Sérine paraissait très timide quand elle a commencé l’atelier Sciences Po au lycée Eugène-Delacroix à Drancy, en septembre 2018. Elle n’était pas effacée mais il lui était difficile de se mettre en avant. Or, prendre la parole et défendre un point de vue fondé sur des arguments, sur la connaissance des faits, suppose que l’on se mette en avant à deux reprises. Il y a d’abord l’oral d’admissibilité qui se déroule au lycée devant un jury de professeurs et de personnalités extérieures.
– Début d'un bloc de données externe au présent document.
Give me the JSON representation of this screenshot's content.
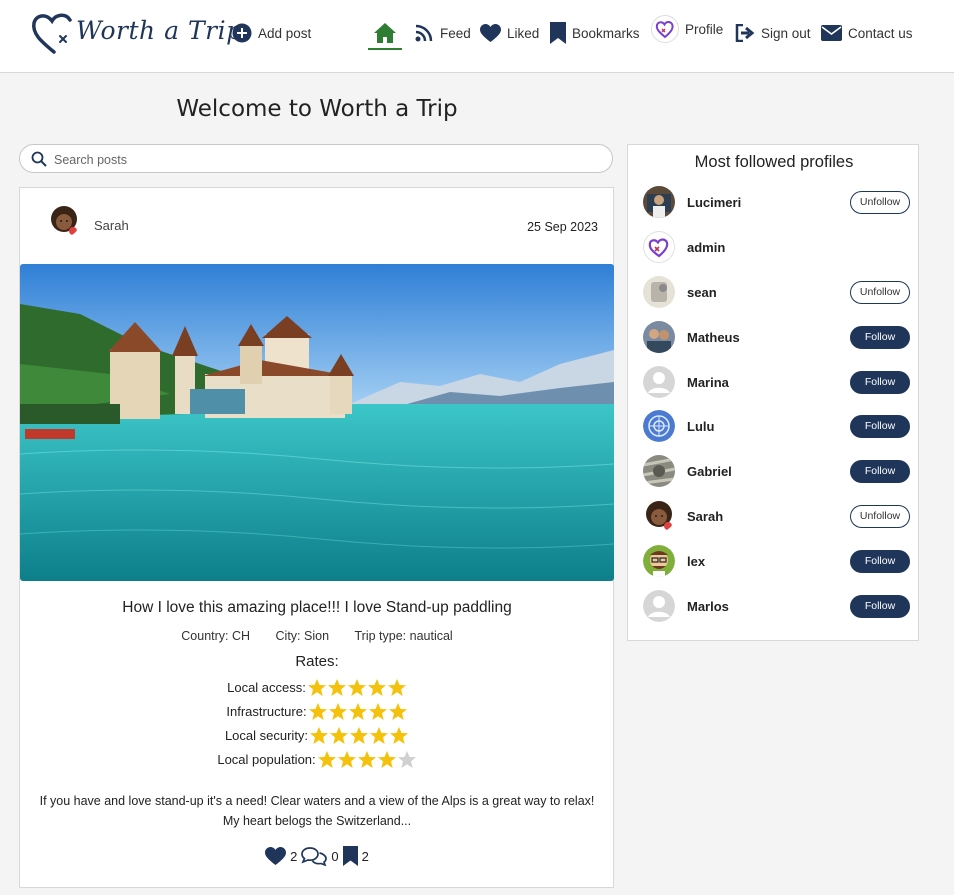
{
  "nav": {
    "logo_text": "Worth a Trip",
    "add_post": "Add post",
    "feed": "Feed",
    "liked": "Liked",
    "bookmarks": "Bookmarks",
    "profile": "Profile",
    "sign_out": "Sign out",
    "contact": "Contact us"
  },
  "page_title": "Welcome to Worth a Trip",
  "search": {
    "placeholder": "Search posts"
  },
  "post": {
    "author": "Sarah",
    "date": "25 Sep 2023",
    "title": "How I love this amazing place!!! I love Stand-up paddling",
    "country": "Country: CH",
    "city": "City: Sion",
    "trip_type": "Trip type: nautical",
    "rates_title": "Rates:",
    "rates": [
      {
        "label": "Local access:",
        "value": 5
      },
      {
        "label": "Infrastructure:",
        "value": 5
      },
      {
        "label": "Local security:",
        "value": 5
      },
      {
        "label": "Local population:",
        "value": 4
      }
    ],
    "body_line1": "If you have and love stand-up it's a need! Clear waters and a view of the Alps is a great way to relax!",
    "body_line2": "My heart belogs the Switzerland...",
    "likes": "2",
    "comments": "0",
    "bookmarks": "2"
  },
  "sidebar": {
    "title": "Most followed profiles",
    "profiles": [
      {
        "name": "Lucimeri",
        "button": "Unfollow"
      },
      {
        "name": "admin",
        "button": ""
      },
      {
        "name": "sean",
        "button": "Unfollow"
      },
      {
        "name": "Matheus",
        "button": "Follow"
      },
      {
        "name": "Marina",
        "button": "Follow"
      },
      {
        "name": "Lulu",
        "button": "Follow"
      },
      {
        "name": "Gabriel",
        "button": "Follow"
      },
      {
        "name": "Sarah",
        "button": "Unfollow"
      },
      {
        "name": "lex",
        "button": "Follow"
      },
      {
        "name": "Marlos",
        "button": "Follow"
      }
    ]
  },
  "colors": {
    "brand": "#1f3559",
    "home_active": "#2e7d32",
    "star": "#f4c20d",
    "star_empty": "#d0d0d0"
  }
}
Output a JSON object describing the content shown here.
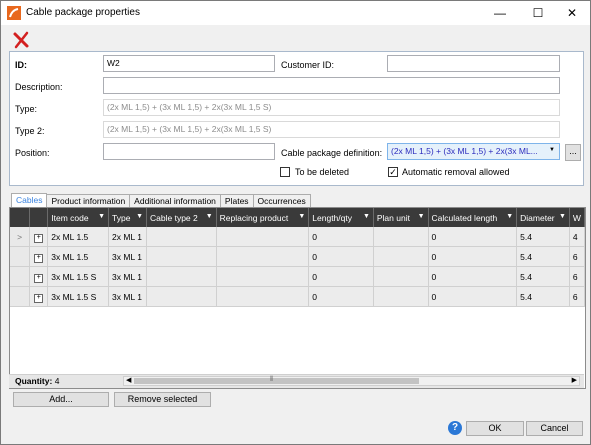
{
  "window": {
    "title": "Cable package properties",
    "controls": {
      "minimize": "—",
      "maximize": "☐",
      "close": "✕"
    }
  },
  "toolbar": {
    "delete_icon": "red-x-icon"
  },
  "fields": {
    "id_label": "ID:",
    "id_value": "W2",
    "customer_id_label": "Customer ID:",
    "customer_id_value": "",
    "description_label": "Description:",
    "description_value": "",
    "type_label": "Type:",
    "type_value": "(2x ML 1,5) + (3x ML 1,5) + 2x(3x ML 1,5 S)",
    "type2_label": "Type 2:",
    "type2_value": "(2x ML 1,5) + (3x ML 1,5) + 2x(3x ML 1,5 S)",
    "position_label": "Position:",
    "position_value": "",
    "cable_def_label": "Cable package definition:",
    "cable_def_value": "(2x ML 1,5) + (3x ML 1,5) + 2x(3x ML...",
    "browse_label": "...",
    "to_be_deleted_label": "To be deleted",
    "to_be_deleted_checked": false,
    "auto_removal_label": "Automatic removal allowed",
    "auto_removal_checked": true
  },
  "tabs": [
    "Cables",
    "Product information",
    "Additional information",
    "Plates",
    "Occurrences"
  ],
  "grid": {
    "columns": [
      "Item code",
      "Type",
      "Cable type 2",
      "Replacing product",
      "Length/qty",
      "Plan unit",
      "Calculated length",
      "Diameter",
      "W"
    ],
    "rows": [
      {
        "selector": ">",
        "cells": [
          "2x ML 1.5",
          "2x ML 1",
          "",
          "",
          "0",
          "",
          "0",
          "5.4",
          "4"
        ]
      },
      {
        "selector": "",
        "cells": [
          "3x ML 1.5",
          "3x ML 1",
          "",
          "",
          "0",
          "",
          "0",
          "5.4",
          "6"
        ]
      },
      {
        "selector": "",
        "cells": [
          "3x ML 1.5 S",
          "3x ML 1",
          "",
          "",
          "0",
          "",
          "0",
          "5.4",
          "6"
        ]
      },
      {
        "selector": "",
        "cells": [
          "3x ML 1.5 S",
          "3x ML 1",
          "",
          "",
          "0",
          "",
          "0",
          "5.4",
          "6"
        ]
      }
    ]
  },
  "footer": {
    "quantity_label": "Quantity:",
    "quantity_value": "4"
  },
  "buttons": {
    "add": "Add...",
    "remove": "Remove selected",
    "ok": "OK",
    "cancel": "Cancel",
    "help": "?"
  }
}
Il faut défendre son travail sur une question d’actualité sur laquelle les candidats ont rédigé une revue de presse, un mémoire d’une quarantaine de page. Bonne élève en terminale L, elle allait avoir 17 ans et avait choisi l’affaire Carlos Ghosn comme sujet d’étude. Elle a réussi ce pari et étudie depuis la fin du mois d’août sur le campus Asie de Sciences Po au Havre.
BB : Au début de ton année de Terminale, il y a un an, est-ce que tu connaissais l’école de la rue Saint-Guillaume ?
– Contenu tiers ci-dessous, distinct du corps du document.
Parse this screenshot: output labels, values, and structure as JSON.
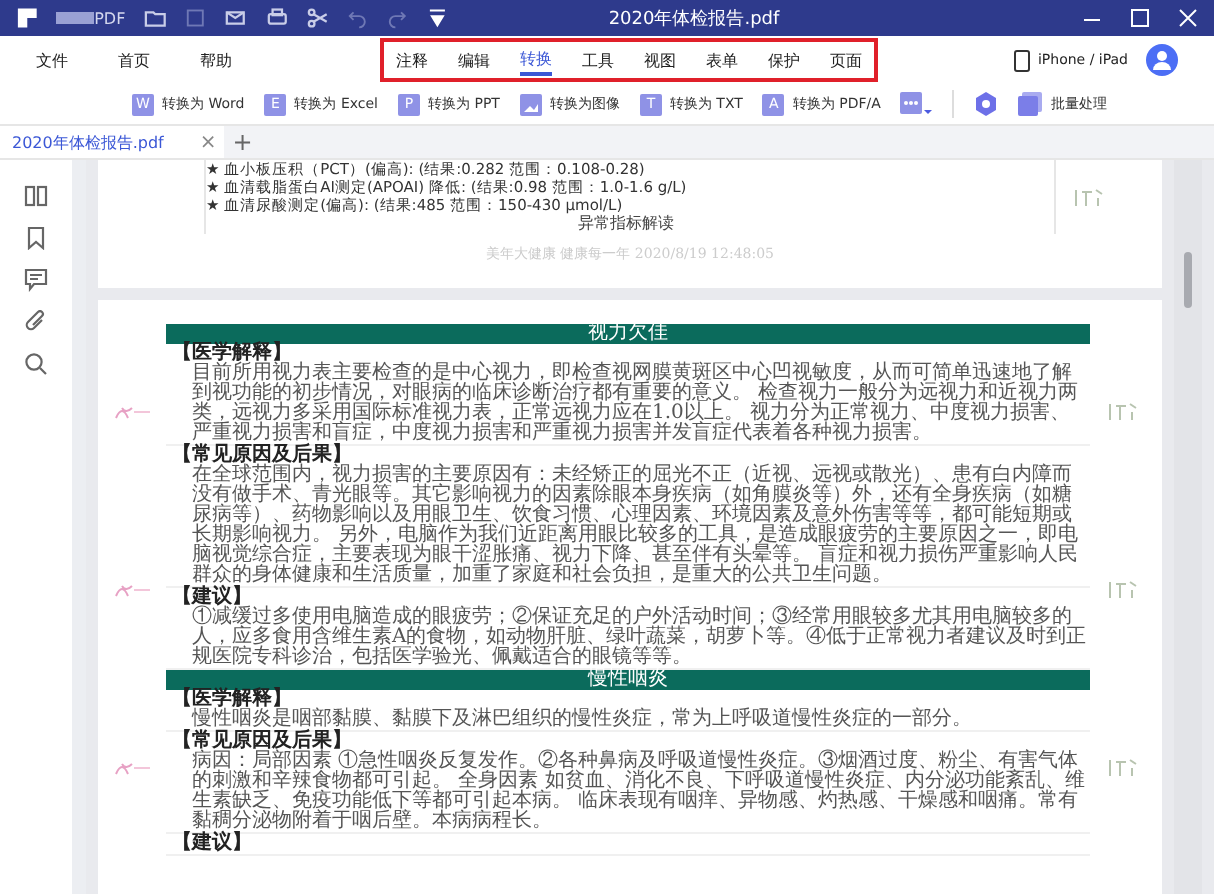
{
  "title_bar": {
    "app_name": "PDF",
    "title": "2020年体检报告.pdf"
  },
  "menu": {
    "items": [
      "文件",
      "首页",
      "帮助"
    ],
    "tabs": [
      {
        "label": "注释",
        "selected": false
      },
      {
        "label": "编辑",
        "selected": false
      },
      {
        "label": "转换",
        "selected": true
      },
      {
        "label": "工具",
        "selected": false
      },
      {
        "label": "视图",
        "selected": false
      },
      {
        "label": "表单",
        "selected": false
      },
      {
        "label": "保护",
        "selected": false
      },
      {
        "label": "页面",
        "selected": false
      }
    ],
    "device": "iPhone / iPad"
  },
  "toolbar": [
    {
      "kind": "convert",
      "icon_letter": "W",
      "label": "转换为 Word"
    },
    {
      "kind": "convert",
      "icon_letter": "E",
      "label": "转换为 Excel"
    },
    {
      "kind": "convert",
      "icon_letter": "P",
      "label": "转换为 PPT"
    },
    {
      "kind": "image",
      "label": "转换为图像"
    },
    {
      "kind": "convert",
      "icon_letter": "T",
      "label": "转换为 TXT"
    },
    {
      "kind": "convert",
      "icon_letter": "A",
      "label": "转换为 PDF/A"
    },
    {
      "kind": "more"
    },
    {
      "kind": "divider"
    },
    {
      "kind": "settings"
    },
    {
      "kind": "batch",
      "label": "批量处理"
    }
  ],
  "doc_tabs": [
    {
      "label": "2020年体检报告.pdf",
      "selected": true,
      "close": "×"
    }
  ],
  "new_tab": "+",
  "page_1": {
    "lines": [
      "★ 血小板压积（PCT）(偏高): (结果:0.282 范围：0.108-0.28)",
      "★ 血清载脂蛋白AⅠ测定(APOAⅠ) 降低: (结果:0.98 范围：1.0-1.6 g/L)",
      "★ 血清尿酸测定(偏高): (结果:485 范围：150-430 μmol/L)"
    ],
    "heading": "异常指标解读",
    "footer": "美年大健康 健康每一年 2020/8/19 12:48:05"
  },
  "page_2": {
    "sections": [
      {
        "title": "视力欠佳",
        "blocks": [
          {
            "heading": "【医学解释】",
            "text": "目前所用视力表主要检查的是中心视力，即检查视网膜黄斑区中心凹视敏度，从而可简单迅速地了解到视功能的初步情况，对眼病的临床诊断治疗都有重要的意义。 检查视力一般分为远视力和近视力两类，远视力多采用国际标准视力表，正常远视力应在1.0以上。 视力分为正常视力、中度视力损害、严重视力损害和盲症，中度视力损害和严重视力损害并发盲症代表着各种视力损害。"
          },
          {
            "heading": "【常见原因及后果】",
            "text": "在全球范围内，视力损害的主要原因有：未经矫正的屈光不正（近视、远视或散光）、患有白内障而没有做手术、青光眼等。其它影响视力的因素除眼本身疾病（如角膜炎等）外，还有全身疾病（如糖尿病等）、药物影响以及用眼卫生、饮食习惯、心理因素、环境因素及意外伤害等等，都可能短期或长期影响视力。 另外，电脑作为我们近距离用眼比较多的工具，是造成眼疲劳的主要原因之一，即电脑视觉综合症，主要表现为眼干涩胀痛、视力下降、甚至伴有头晕等。 盲症和视力损伤严重影响人民群众的身体健康和生活质量，加重了家庭和社会负担，是重大的公共卫生问题。"
          },
          {
            "heading": "【建议】",
            "text": "①减缓过多使用电脑造成的眼疲劳；②保证充足的户外活动时间；③经常用眼较多尤其用电脑较多的人，应多食用含维生素A的食物，如动物肝脏、绿叶蔬菜，胡萝卜等。④低于正常视力者建议及时到正规医院专科诊治，包括医学验光、佩戴适合的眼镜等等。"
          }
        ]
      },
      {
        "title": "慢性咽炎",
        "blocks": [
          {
            "heading": "【医学解释】",
            "text": "慢性咽炎是咽部黏膜、黏膜下及淋巴组织的慢性炎症，常为上呼吸道慢性炎症的一部分。"
          },
          {
            "heading": "【常见原因及后果】",
            "text": "病因：局部因素 ①急性咽炎反复发作。②各种鼻病及呼吸道慢性炎症。③烟酒过度、粉尘、有害气体的刺激和辛辣食物都可引起。 全身因素 如贫血、消化不良、下呼吸道慢性炎症、内分泌功能紊乱、维生素缺乏、免疫功能低下等都可引起本病。 临床表现有咽痒、异物感、灼热感、干燥感和咽痛。常有黏稠分泌物附着于咽后壁。本病病程长。"
          },
          {
            "heading": "【建议】"
          }
        ]
      }
    ]
  }
}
Sérine Boutarfi : Très vaguement. Comme ça, de réputation, j’en avais entendu parler mais je ne connaissais rien sur les cursus proposés ou sur le contenu ou la difficulté du concours.
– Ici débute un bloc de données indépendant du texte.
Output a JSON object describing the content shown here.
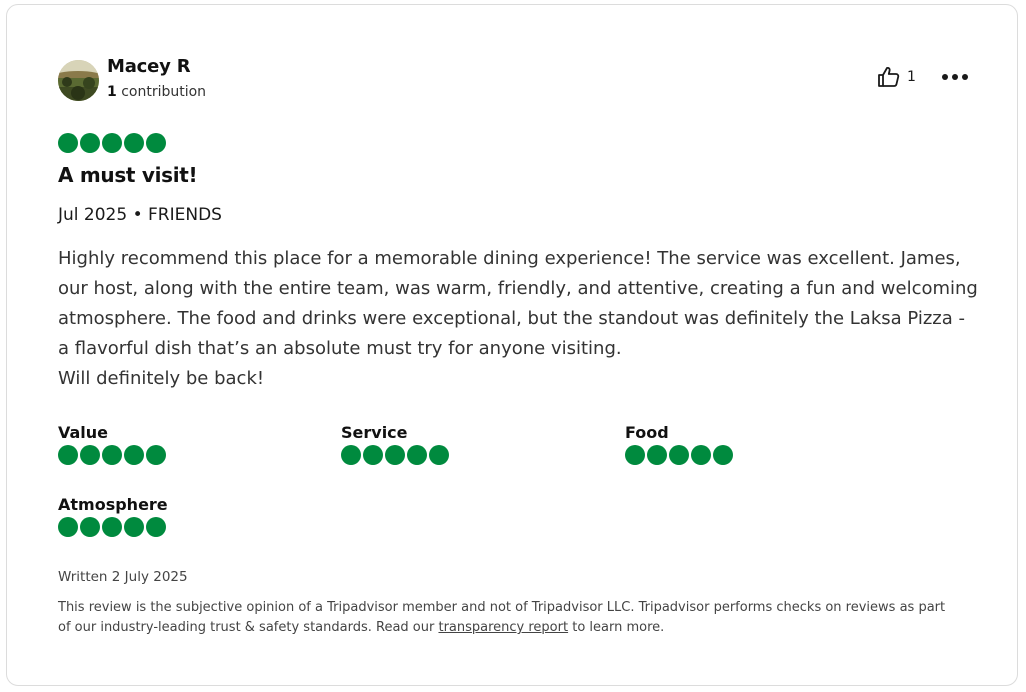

Comment es-tu arrivée à l’atelier Sciences Po ?
Pour répondre franchement, je ne connaissais même pas son existence. Si j’y suis allé c’est que j’ai été beaucoup poussée par des amies qui voulaient « tenter Sciences Po » comme on disait et par des professeurs qui pensaient que j’en étais capable.
Et toi, tu le pensais aussi ?
Au tout début de l’année, je n’étais pas vraiment motivée en fait. Sciences Po, ça représentait pour moi un but totalement inatteignable. On ne voulait pas se rater, il fallait choisir un sujet d’actualité qui nous passionnait et sur lequel j’avais quelques notions. J’ai choisi l’affaire Carlos Ghosn parce que le Japon me fascinait.
Quand as-tu commencé à y croire ?
Beaucoup plus tard, étonnamment. Vers le mois de janvier, je me souviens que j’ai commencé à me prendre au jeu. Je me suis dit que je voulais y entrer et que, peut-être, j’avais mes chances comme tous les autres candidats. Maintenant, c’est un peu les montagnes russes, il y a des hauts et des bas. Des amies étaient très vite convaincues d’y arriver dès le début, dès le mois d’octobre. Ça m’avait fait un peu peur. Mais, finalement, je me suis accrochée, je suis restée et je ne l’ai pas regretté.
Tous les oraux blancs sont faits pour échouer
Tu te souviens des premiers oraux blancs ?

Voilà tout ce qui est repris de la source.